If paralysis is needed for another reason (e.g., airway control), the safe principle is: do not paralyse unless you have provided sedation/analgesia appropriately (and you still do not sacrifice CPR quality to do it).


“What not to do” list (classic SBA distractors)


These are the answer options examiners love:


  1. Stop compressions because the patient is moving/talking
    → Wrong. CPRIC can occur without ROSC; interruptions reduce survival chances. 
  2. Give rocuronium/suxamethonium “to stop them fighting” (without sedation)
    → Wrong. RCUK explicitly warns against neuromuscular blockers alone. 
  3. Repeated pulse checks / prolonged rhythm analysis
    → Wrong. Keep to structured checks; minimise hands-off time. 
  4. Delay defibrillation to “get them sedated first”
    → Wrong. Sedation must not become the new reason shocks are late. 
  5. Assume it’s a seizure and treat with a big benzo dose as the first move
    → Usually wrong in exam logic: manage CPR quality + consider small titrated sedation/analgesia (and reassess). 


Why guidelines say “small doses” (and why SBAs care)


The evidence base isn’t huge. ILCOR’s international consensus documents also describe using very small doses of sedative/analgesic medication where feasible to reduce pain and distress during CPRIC. 


Observational work and scoping reviews highlight that CPRIC can cause rescuer distress and lead to CPR interruptions, while drug use varies widely between systems. 


So SBAs usually test:

  •  recognition of CPRIC 
  •  avoidance of harmful interruptions 
  •  “don’t paralyse alone” 
  •  “use small titrated sedation/analgesia per local protocol” 


A simple “CPRIC during ALS” mental algorithm


Use this as your on-the-spot structure (and your exam structure):


  1. Continue CPR (don’t be pulled into random pauses) 
  2. Safety + role allocation (protect staff, protect airway/lines/pads) 
  3. At rhythm check: consider ROSC only if multiple signs (e.g., ETCO₂ jump + arterial waveform + purposeful movement) 
  4. If ongoing arrest: consider small-dose sedation/analgesia (fentanyl/ketamine/midazolam options under local protocol) 
  5. Never: neuromuscular blocker alone 
  6. Debrief after (CPRIC is psychologically taxing and operationally disruptive—teams learn a lot from reviewing it) 


How this appears in FRCEM SBA stems


Expect stems like:

  •  “During CPR the patient opens their eyes and grabs the rescuer…” 
  •  “Agitation is causing repeated pauses in compressions…” 
  •  “Someone suggests giving rocuronium to stop movement…” 
  •  “ETCO₂ rises and the patient moves—what next?” 
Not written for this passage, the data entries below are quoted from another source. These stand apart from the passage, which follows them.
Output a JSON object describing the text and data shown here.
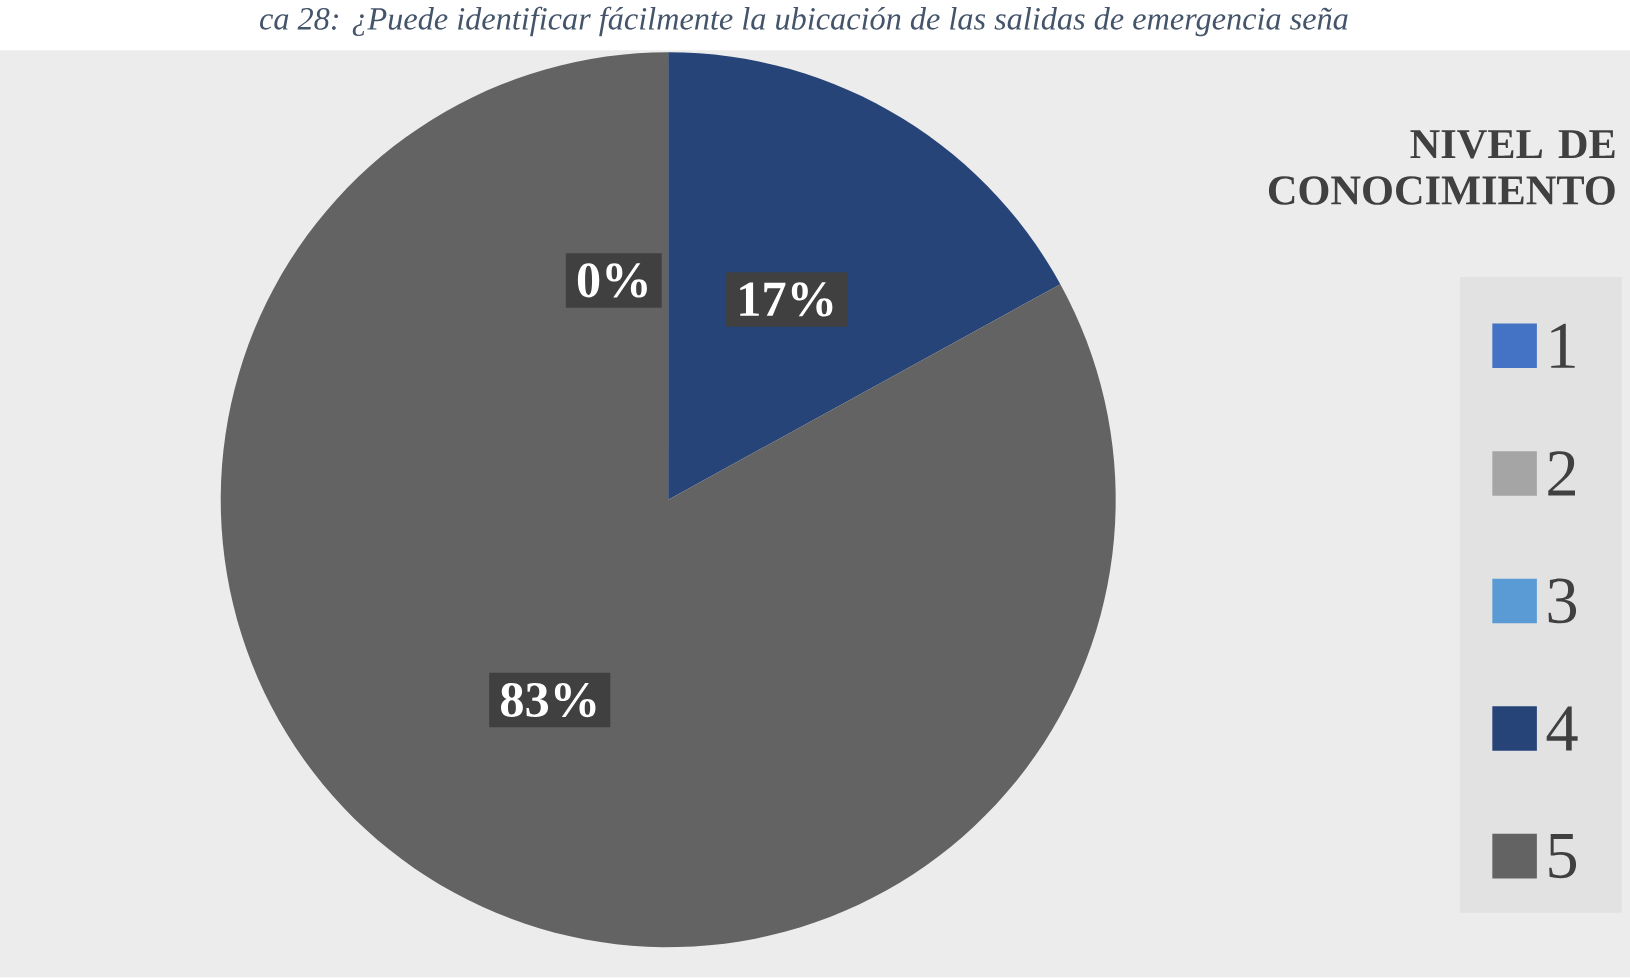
{
  "chart_data": {
    "type": "pie",
    "title": "ca 28: ¿Puede identificar fácilmente la ubicación de las salidas de emergencia seña",
    "legend_title": "NIVEL DE CONOCIMIENTO",
    "categories": [
      "1",
      "2",
      "3",
      "4",
      "5"
    ],
    "values": [
      0,
      0,
      0,
      17,
      83
    ],
    "colors": [
      "#4472c4",
      "#a5a5a5",
      "#5b9bd5",
      "#264478",
      "#636363"
    ],
    "value_labels": [
      null,
      null,
      "0%",
      "17%",
      "83%"
    ],
    "legend": "right"
  }
}
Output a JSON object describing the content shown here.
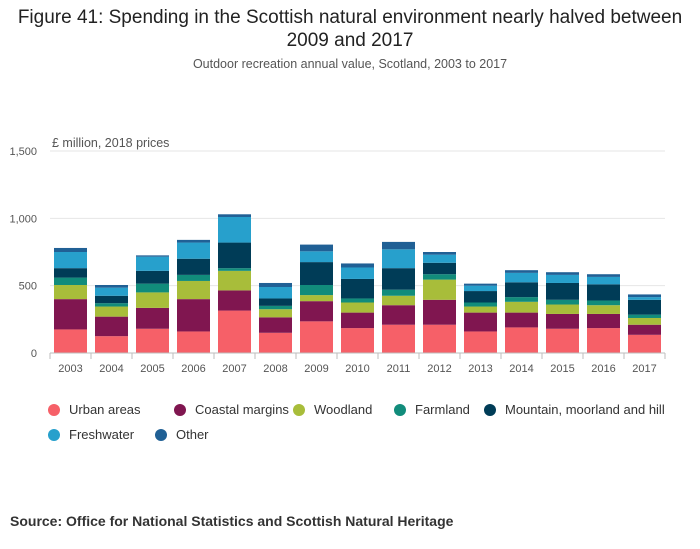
{
  "title": "Figure 41: Spending in the Scottish natural environment nearly halved between 2009 and 2017",
  "subtitle": "Outdoor recreation annual value, Scotland, 2003 to 2017",
  "source": "Source: Office for National Statistics and Scottish Natural Heritage",
  "chart_data": {
    "type": "bar",
    "stacked": true,
    "title": "Figure 41: Spending in the Scottish natural environment nearly halved between 2009 and 2017",
    "subtitle": "Outdoor recreation annual value, Scotland, 2003 to 2017",
    "ylabel": "£ million, 2018 prices",
    "ylim": [
      0,
      1500
    ],
    "yticks": [
      0,
      500,
      1000,
      1500
    ],
    "ytick_labels": [
      "0",
      "500",
      "1,000",
      "1,500"
    ],
    "grid": true,
    "legend_position": "bottom",
    "categories": [
      "2003",
      "2004",
      "2005",
      "2006",
      "2007",
      "2008",
      "2009",
      "2010",
      "2011",
      "2012",
      "2013",
      "2014",
      "2015",
      "2016",
      "2017"
    ],
    "series": [
      {
        "name": "Urban areas",
        "color": "#f66068",
        "values": [
          175,
          125,
          180,
          160,
          315,
          150,
          235,
          185,
          210,
          210,
          160,
          190,
          180,
          185,
          135
        ]
      },
      {
        "name": "Coastal margins",
        "color": "#801650",
        "values": [
          225,
          145,
          155,
          240,
          150,
          115,
          150,
          115,
          145,
          185,
          140,
          110,
          110,
          105,
          75
        ]
      },
      {
        "name": "Woodland",
        "color": "#a8bd3a",
        "values": [
          105,
          75,
          115,
          135,
          145,
          60,
          45,
          75,
          70,
          150,
          45,
          80,
          70,
          65,
          50
        ]
      },
      {
        "name": "Farmland",
        "color": "#118c7b",
        "values": [
          55,
          25,
          65,
          45,
          20,
          25,
          75,
          30,
          45,
          40,
          30,
          35,
          35,
          35,
          25
        ]
      },
      {
        "name": "Mountain, moorland and hill",
        "color": "#003c57",
        "values": [
          70,
          55,
          95,
          120,
          190,
          55,
          170,
          145,
          160,
          85,
          85,
          110,
          125,
          120,
          110
        ]
      },
      {
        "name": "Freshwater",
        "color": "#27a0cc",
        "values": [
          120,
          60,
          105,
          120,
          190,
          85,
          80,
          85,
          140,
          60,
          40,
          70,
          60,
          55,
          20
        ]
      },
      {
        "name": "Other",
        "color": "#206095",
        "values": [
          30,
          20,
          10,
          20,
          20,
          30,
          50,
          30,
          55,
          20,
          15,
          20,
          20,
          20,
          20
        ]
      }
    ]
  }
}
Correct answers usually centre on:

  •  maintain CPR quality 
  •  structured ROSC assessment at rhythm checks 
  •  consider small-dose sedation/analgesia 
  •  avoid paralysis without sedation 


FAQ


Is CPR-induced consciousness the same as ROSC?
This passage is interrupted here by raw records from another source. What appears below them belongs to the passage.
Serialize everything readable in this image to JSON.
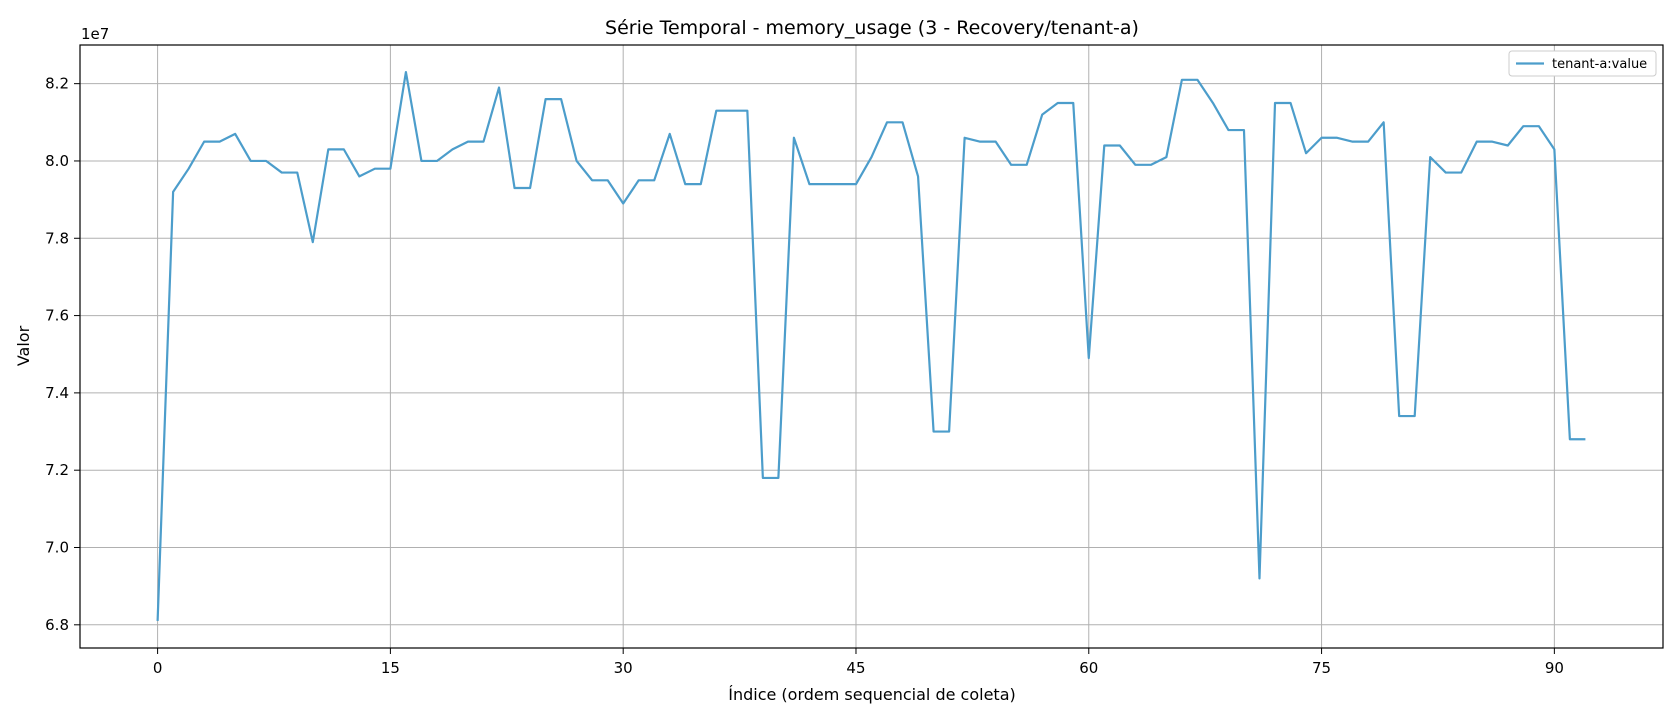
{
  "chart_data": {
    "type": "line",
    "title": "Série Temporal - memory_usage (3 - Recovery/tenant-a)",
    "xlabel": "Índice (ordem sequencial de coleta)",
    "ylabel": "Valor",
    "y_offset_label": "1e7",
    "y_scale_factor": 10000000,
    "xlim": [
      -5,
      97
    ],
    "ylim": [
      6.74,
      8.3
    ],
    "x_ticks": [
      0,
      15,
      30,
      45,
      60,
      75,
      90
    ],
    "y_ticks": [
      6.8,
      7.0,
      7.2,
      7.4,
      7.6,
      7.8,
      8.0,
      8.2
    ],
    "y_tick_labels": [
      "6.8",
      "7.0",
      "7.2",
      "7.4",
      "7.6",
      "7.8",
      "8.0",
      "8.2"
    ],
    "grid": true,
    "legend_position": "top-right",
    "series": [
      {
        "name": "tenant-a:value",
        "color": "#4c9dcb",
        "x": [
          0,
          1,
          2,
          3,
          4,
          5,
          6,
          7,
          8,
          9,
          10,
          11,
          12,
          13,
          14,
          15,
          16,
          17,
          18,
          19,
          20,
          21,
          22,
          23,
          24,
          25,
          26,
          27,
          28,
          29,
          30,
          31,
          32,
          33,
          34,
          35,
          36,
          37,
          38,
          39,
          40,
          41,
          42,
          43,
          44,
          45,
          46,
          47,
          48,
          49,
          50,
          51,
          52,
          53,
          54,
          55,
          56,
          57,
          58,
          59,
          60,
          61,
          62,
          63,
          64,
          65,
          66,
          67,
          68,
          69,
          70,
          71,
          72,
          73,
          74,
          75,
          76,
          77,
          78,
          79,
          80,
          81,
          82,
          83,
          84,
          85,
          86,
          87,
          88,
          89,
          90,
          91,
          92
        ],
        "values": [
          6.81,
          7.92,
          7.98,
          8.05,
          8.05,
          8.07,
          8.0,
          8.0,
          7.97,
          7.97,
          7.79,
          8.03,
          8.03,
          7.96,
          7.98,
          7.98,
          8.23,
          8.0,
          8.0,
          8.03,
          8.05,
          8.05,
          8.19,
          7.93,
          7.93,
          8.16,
          8.16,
          8.0,
          7.95,
          7.95,
          7.89,
          7.95,
          7.95,
          8.07,
          7.94,
          7.94,
          8.13,
          8.13,
          8.13,
          7.18,
          7.18,
          8.06,
          7.94,
          7.94,
          7.94,
          7.94,
          8.01,
          8.1,
          8.1,
          7.96,
          7.3,
          7.3,
          8.06,
          8.05,
          8.05,
          7.99,
          7.99,
          8.12,
          8.15,
          8.15,
          7.49,
          8.04,
          8.04,
          7.99,
          7.99,
          8.01,
          8.21,
          8.21,
          8.15,
          8.08,
          8.08,
          6.92,
          8.15,
          8.15,
          8.02,
          8.06,
          8.06,
          8.05,
          8.05,
          8.1,
          7.34,
          7.34,
          8.01,
          7.97,
          7.97,
          8.05,
          8.05,
          8.04,
          8.09,
          8.09,
          8.03,
          7.28,
          7.28
        ]
      }
    ]
  }
}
Not necessarily. RCUK describes CPRIC as consciousness without ROSC


Which drugs does RCUK 2025 mention?

RCUK says the optimal regimen is uncertain, but gives examples aligned to local protocols: small doses of fentanyl, ketamine and/or midazolam


Can I just paralyse the patient so CPR is easier?

Not on its own. RCUK explicitly states neuromuscular blocking drugs alone should not be given to conscious patients.